The action directly affects millions of Americans who use federal lands. Hunters gain expanded access to previously restricted areas, potentially increasing hunting opportunities across national parks, wildlife refuges, and designated wilderness. Conversely, non-hunting visitors, wildlife conservationists, and those concerned with ecosystem protection face reduced protections for sensitive habitats and wildlife populations. State fish and wildlife agencies also gain expanded authority over federal lands within their borders, shifting management control away from federal conservation mandates.
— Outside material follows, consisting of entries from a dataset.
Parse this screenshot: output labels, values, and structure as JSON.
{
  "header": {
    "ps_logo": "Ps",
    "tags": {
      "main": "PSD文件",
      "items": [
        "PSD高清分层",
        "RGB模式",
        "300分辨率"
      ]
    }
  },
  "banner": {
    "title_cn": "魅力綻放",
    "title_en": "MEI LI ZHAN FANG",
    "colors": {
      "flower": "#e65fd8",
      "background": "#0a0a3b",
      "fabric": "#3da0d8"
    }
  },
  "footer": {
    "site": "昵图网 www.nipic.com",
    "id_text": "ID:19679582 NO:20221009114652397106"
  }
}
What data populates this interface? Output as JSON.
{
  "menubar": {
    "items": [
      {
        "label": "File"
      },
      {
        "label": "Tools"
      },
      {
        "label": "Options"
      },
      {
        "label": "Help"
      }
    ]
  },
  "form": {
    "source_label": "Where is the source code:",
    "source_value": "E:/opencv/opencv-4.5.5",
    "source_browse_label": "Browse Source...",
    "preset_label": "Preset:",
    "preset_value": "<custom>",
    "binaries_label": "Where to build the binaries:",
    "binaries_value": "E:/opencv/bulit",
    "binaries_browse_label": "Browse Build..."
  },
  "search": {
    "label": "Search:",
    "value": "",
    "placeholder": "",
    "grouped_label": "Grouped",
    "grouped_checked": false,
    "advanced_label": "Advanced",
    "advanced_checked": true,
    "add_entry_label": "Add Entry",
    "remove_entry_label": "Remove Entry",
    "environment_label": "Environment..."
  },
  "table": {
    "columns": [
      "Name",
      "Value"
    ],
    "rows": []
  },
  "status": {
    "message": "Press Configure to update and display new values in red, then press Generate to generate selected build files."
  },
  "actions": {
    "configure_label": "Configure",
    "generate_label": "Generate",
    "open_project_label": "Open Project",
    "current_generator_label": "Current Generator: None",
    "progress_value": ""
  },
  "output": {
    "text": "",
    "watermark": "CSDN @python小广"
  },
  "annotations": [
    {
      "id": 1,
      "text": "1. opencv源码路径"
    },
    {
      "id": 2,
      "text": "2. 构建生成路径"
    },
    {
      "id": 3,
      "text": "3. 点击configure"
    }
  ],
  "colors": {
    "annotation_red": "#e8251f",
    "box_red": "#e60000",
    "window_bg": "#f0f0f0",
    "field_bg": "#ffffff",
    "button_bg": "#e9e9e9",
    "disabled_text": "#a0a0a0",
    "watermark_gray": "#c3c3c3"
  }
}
This escalates a longstanding pattern of prioritizing extractive and consumptive uses on federal lands. Prior Trump administration actions included opening Arctic National Wildlife Refuge to oil drilling, reducing national monument protections, and streamlining environmental reviews for development. The hunting expansion represents a coordinated approach to redefining the purpose of federal conservation areas from preservation toward resource extraction and use.
Legal challenges emerged from conservation groups arguing the changes violated the National Environmental Policy Act and potentially the Endangered Species Act in areas with protected species. The status of implementation remained uneven, with some agencies moving faster than others to revise hunting regulations. Environmental organizations and some state wildlife agencies opposed the changes through administrative appeals and litigation, though the outcome depended on judicial review of agency decision-making processes.
Reversal would require the successor administration to reinstate hunting prohibitions through similar agency directives or to codify restrictions through rulemaking that emphasizes conservation and habitat protection as primary management objectives for federal lands.
Trump lifts hunting restrictions in national parks and refuges
🌍 Environment · Second Term (2025–present) · 🤖 AI-categorized
The Trump administration directed federal land management agencies to remove restrictions on hunting and trapping in national parks, wildlife refuges, and designated wilderness areas. This expands hunting access across millions of acres of federally protected lands. The action affects conservation policy, wildlife management, and recreational hunting opportunities across the United States.